The Learning Analytics Research Network (NYU-LEARN) is pleased to invite you to our first Learning Analytics Conversation Series of the semester, engaging with two different perspectives on how we can responsibly use learning analytics to support academic advising within higher education.
Join Tinne De Laet from Katholieke Universiteit Leuven and Kyle Jones from Indiana University-Indianapolis along with Emily Schlam from Senior Director, Student Success at NYU for a timely conversation about questions of academic advising using learning analytics.
Tuesday, October 19, 2021
12 pm - 1 pm ET
Our Learning Analytics Conversation Series format has each expert provide a brief overview of their work in the area, followed by a moderated dialogue about commonalities, differences and emergent high level principles. The end of the session is reserved for questions from the audience.
AI for Academic Advising, a Matter of Trust?
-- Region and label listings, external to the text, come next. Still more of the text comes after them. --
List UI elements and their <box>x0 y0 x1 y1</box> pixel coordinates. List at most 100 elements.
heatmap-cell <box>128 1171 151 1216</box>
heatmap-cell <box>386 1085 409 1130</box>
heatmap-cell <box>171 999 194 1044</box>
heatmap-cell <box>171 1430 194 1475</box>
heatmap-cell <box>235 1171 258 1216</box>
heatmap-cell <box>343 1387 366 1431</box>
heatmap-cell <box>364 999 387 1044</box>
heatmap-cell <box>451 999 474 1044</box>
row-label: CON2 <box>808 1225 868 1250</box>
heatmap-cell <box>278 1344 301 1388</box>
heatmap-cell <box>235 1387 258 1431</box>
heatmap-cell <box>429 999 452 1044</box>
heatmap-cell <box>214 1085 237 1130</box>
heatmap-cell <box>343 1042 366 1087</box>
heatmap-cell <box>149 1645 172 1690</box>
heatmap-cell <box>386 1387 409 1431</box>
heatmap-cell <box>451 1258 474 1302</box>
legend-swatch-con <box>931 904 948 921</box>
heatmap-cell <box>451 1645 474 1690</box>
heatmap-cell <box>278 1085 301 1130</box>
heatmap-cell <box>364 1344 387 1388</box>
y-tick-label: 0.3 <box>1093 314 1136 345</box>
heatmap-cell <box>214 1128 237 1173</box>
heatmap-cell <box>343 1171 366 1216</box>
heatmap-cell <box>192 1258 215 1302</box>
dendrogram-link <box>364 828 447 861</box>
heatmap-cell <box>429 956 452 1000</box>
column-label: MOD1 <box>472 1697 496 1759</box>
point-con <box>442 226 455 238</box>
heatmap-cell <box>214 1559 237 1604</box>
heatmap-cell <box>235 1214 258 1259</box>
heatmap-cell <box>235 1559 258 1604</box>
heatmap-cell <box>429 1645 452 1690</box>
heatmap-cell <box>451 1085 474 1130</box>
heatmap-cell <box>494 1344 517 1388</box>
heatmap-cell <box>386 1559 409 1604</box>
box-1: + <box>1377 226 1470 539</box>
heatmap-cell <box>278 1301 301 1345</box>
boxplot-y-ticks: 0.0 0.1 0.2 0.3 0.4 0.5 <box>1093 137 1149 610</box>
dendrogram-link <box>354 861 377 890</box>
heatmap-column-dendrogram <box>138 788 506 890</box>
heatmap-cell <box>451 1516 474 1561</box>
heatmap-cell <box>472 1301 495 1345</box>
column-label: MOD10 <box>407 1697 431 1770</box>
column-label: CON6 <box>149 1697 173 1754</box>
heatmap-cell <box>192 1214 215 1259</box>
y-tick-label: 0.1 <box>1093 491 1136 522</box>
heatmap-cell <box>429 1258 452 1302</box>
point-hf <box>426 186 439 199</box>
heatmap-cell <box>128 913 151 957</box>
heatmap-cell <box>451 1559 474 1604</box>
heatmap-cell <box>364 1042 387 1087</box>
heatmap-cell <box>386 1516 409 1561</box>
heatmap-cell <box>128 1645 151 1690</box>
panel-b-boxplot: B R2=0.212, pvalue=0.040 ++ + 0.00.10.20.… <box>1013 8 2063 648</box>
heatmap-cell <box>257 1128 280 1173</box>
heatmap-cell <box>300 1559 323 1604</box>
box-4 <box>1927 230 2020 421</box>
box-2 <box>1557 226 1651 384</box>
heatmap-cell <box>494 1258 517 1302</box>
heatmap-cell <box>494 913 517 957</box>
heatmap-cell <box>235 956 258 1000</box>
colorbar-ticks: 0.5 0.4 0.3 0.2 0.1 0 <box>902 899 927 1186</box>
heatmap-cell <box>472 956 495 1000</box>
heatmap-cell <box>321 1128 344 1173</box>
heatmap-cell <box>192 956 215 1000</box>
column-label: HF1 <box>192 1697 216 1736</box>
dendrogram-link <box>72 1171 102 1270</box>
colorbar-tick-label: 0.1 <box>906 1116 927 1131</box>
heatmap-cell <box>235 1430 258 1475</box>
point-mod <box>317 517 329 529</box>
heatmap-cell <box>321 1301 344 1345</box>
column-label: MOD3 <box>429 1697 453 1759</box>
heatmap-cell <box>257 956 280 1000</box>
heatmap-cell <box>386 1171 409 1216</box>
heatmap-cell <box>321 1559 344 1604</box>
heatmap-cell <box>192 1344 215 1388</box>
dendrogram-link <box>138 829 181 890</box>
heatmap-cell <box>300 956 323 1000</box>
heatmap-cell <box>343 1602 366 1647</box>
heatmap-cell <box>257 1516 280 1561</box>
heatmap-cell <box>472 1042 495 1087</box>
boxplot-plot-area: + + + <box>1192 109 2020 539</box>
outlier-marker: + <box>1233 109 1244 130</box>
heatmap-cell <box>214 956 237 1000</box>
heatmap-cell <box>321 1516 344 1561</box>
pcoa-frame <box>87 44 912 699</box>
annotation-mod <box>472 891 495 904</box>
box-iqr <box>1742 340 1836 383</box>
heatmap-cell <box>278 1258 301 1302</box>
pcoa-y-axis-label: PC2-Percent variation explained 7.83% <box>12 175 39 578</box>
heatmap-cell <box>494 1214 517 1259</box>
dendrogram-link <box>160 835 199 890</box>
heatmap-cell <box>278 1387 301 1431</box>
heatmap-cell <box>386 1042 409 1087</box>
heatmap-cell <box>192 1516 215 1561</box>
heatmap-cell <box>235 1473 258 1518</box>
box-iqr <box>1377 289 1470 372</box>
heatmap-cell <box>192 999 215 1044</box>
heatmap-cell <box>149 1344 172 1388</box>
Dr. Tinne De Laet is associate professor at KU Leuven, Belgium. She also chairs the Tutorial Services of Engineering Science, a service that advises and supports students throughout their engineering studies. In her research she tries to brings research in AI and learning analytics to advising practice.
Advising, Nudging, or Coercing? Ethics of Advising Analytics
Dr. Kyle M. L. Jones is an assistant professor at Indiana University-Indianapolis (IUPUI) in the United States. He researches information ethics and policy issues, such as student privacy and trust, associated with learning analytics in the context of American higher education.
Conversation Moderated by
Dr. Emily Schlam is the Senior Director of Student Success at New York University. In this role, she serves as a subject matter expert and consultative resource for university partners on issues related to student retention, graduation, and enhancing the student experience. Emily also guides university-wide committees where students, faculty, and administrators identify opportunities to support and enhance student success efforts. Emily’s research focuses on organizational complexities within higher education and their impact on student retention and persistence.